In pursuit of his goal, Todorov constructs a fictitious neoliberal consensus that looks more homogeneously militant than anything found in reality. For every Margaret Thatcher and Ronald Reagan there have been other voices within the democratic conversation that present opposing views, from Robert Reich to John Gray. It is puzzling that the thrust of Todorov’s critique is directed at neoliberal triumphalism and so little is said about conservative and neoconservative agendas, let alone the social-democratic one, and the new authoritarian wave is unfortunately glossed over. In terms of theory, it is hard not to be struck by the absence of a dialogue with such figures as John Rawls, Isaiah Berlin and Judith Shklar, to name but a few of those who have luminously explored the contemporary meanings of liberalism.
The narrative that Todorov proposes is relatively simple: the post-communist global democratic order is beset not by external enemies, but rather by internal forces, the most deleterious being liberal elites’ conviction that they have the epistemic right and the political duty to ensure the ultimate triumph of democracy. The wars in Iraq, Libya and Afghanistan are presented here as voluntary undertakings, heedless of human costs and unpropitious local conditions. Even Nato’s intervention in the former Yugoslavia, intended to prevent genocide, appears in this picture as pointlessly idealistic. But one wonders what Todorov would say about the recent US attempt to save the victims of Islamist fury in Iraq. When are democratic countries entitled to intervene? Only when the United Nations Security Council, which so often is blocked by a Russian and/or Chinese veto, approves it? Is the UN the ultimate provider of legitimacy for external intervention against genocidal tyranny?

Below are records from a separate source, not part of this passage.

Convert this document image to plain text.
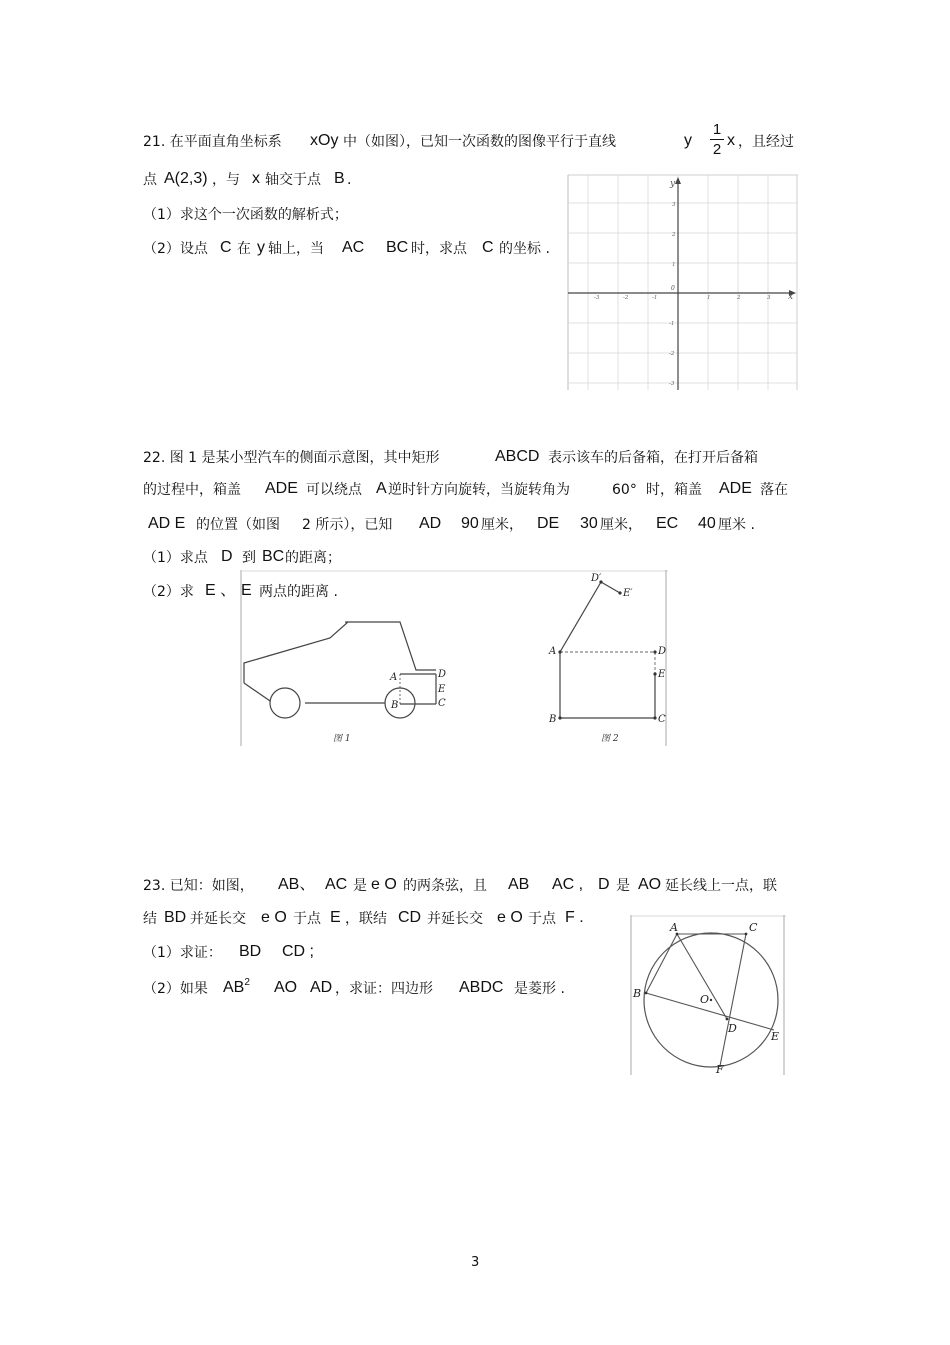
21. 在平面直角坐标系 xOy 中（如图），已知一次函数的图像平行于直线	y
1
2
x ，且经过
点 A(2,3) ，与 x 轴交于点 B .
（1）求这个一次函数的解析式；
（2）设点 C 在 y 轴上，当 AC BC 时，求点 C 的坐标 .
x
y
0
-3	-2	-1	1	2	3
3
2
1
-1
-2
-3
22. 图 1 是某小型汽车的侧面示意图，其中矩形	ABCD 表示该车的后备箱，在打开后备箱
的过程中，箱盖 ADE 可以绕点 A 逆时针方向旋转，当旋转角为	60° 时，箱盖 ADE 落在
AD E 的位置（如图 2 所示），已知 AD 90 厘米， DE 30 厘米， EC 40 厘米 .
（1）求点 D 到 BC 的距离；
（2）求 E 、 E 两点的距离 .
A
B
D
E
C
图 1
A
B	C
D
E
D′
E′
图 2
23. 已知：如图， AB、 AC 是 e O 的两条弦，且 AB AC , D 是 AO 延长线上一点，联
结 BD 并延长交 e O 于点 E ，联结 CD 并延长交 e O 于点 F .
（1）求证： BD CD ;
（2）如果 $AB^2$ AO AD ，求证：四边形 ABDC 是菱形 .
A	C
B	O
D
E
F
3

Todorov is at his best when he writes about totalitarianism. His analyses are sharply accurate and the interpretation of communism as a secular messianism is persuasive. What is lacking, however, is an emphasis on the moral dimensions of the Cold War; not to describe those decades in a Manichean way, but rather to acknowledge that communism was the opposite of humanism. It was the rule of rampant mendacity and moral turpitude. The communist project was fundamentally one meant to transform human nature, to transcend the human condition through an anthropological revolution. Post-communist ideologies, including neoliberalism, do not have such apocalyptic ambitions.
Surely the main threat to the liberal values in our world is related not to excessive liberal self-confidence, but rather to a deficit of adherence to the basic values defining the democratic tradition. This is what Arthur Koestler identified as a mortal danger: the relativisation of our values and the underestimation of the indispensable distinction between good and evil. True, the new populist oracles abuse the term freedom. Nevertheless, one needs to recognise that there is a paradoxical interplay between the exaltation of human rights as a new political religion and the failure to address the daunting challenges created by the rise of religious fundamentalisms, first and foremost neototalitarian Islamicism.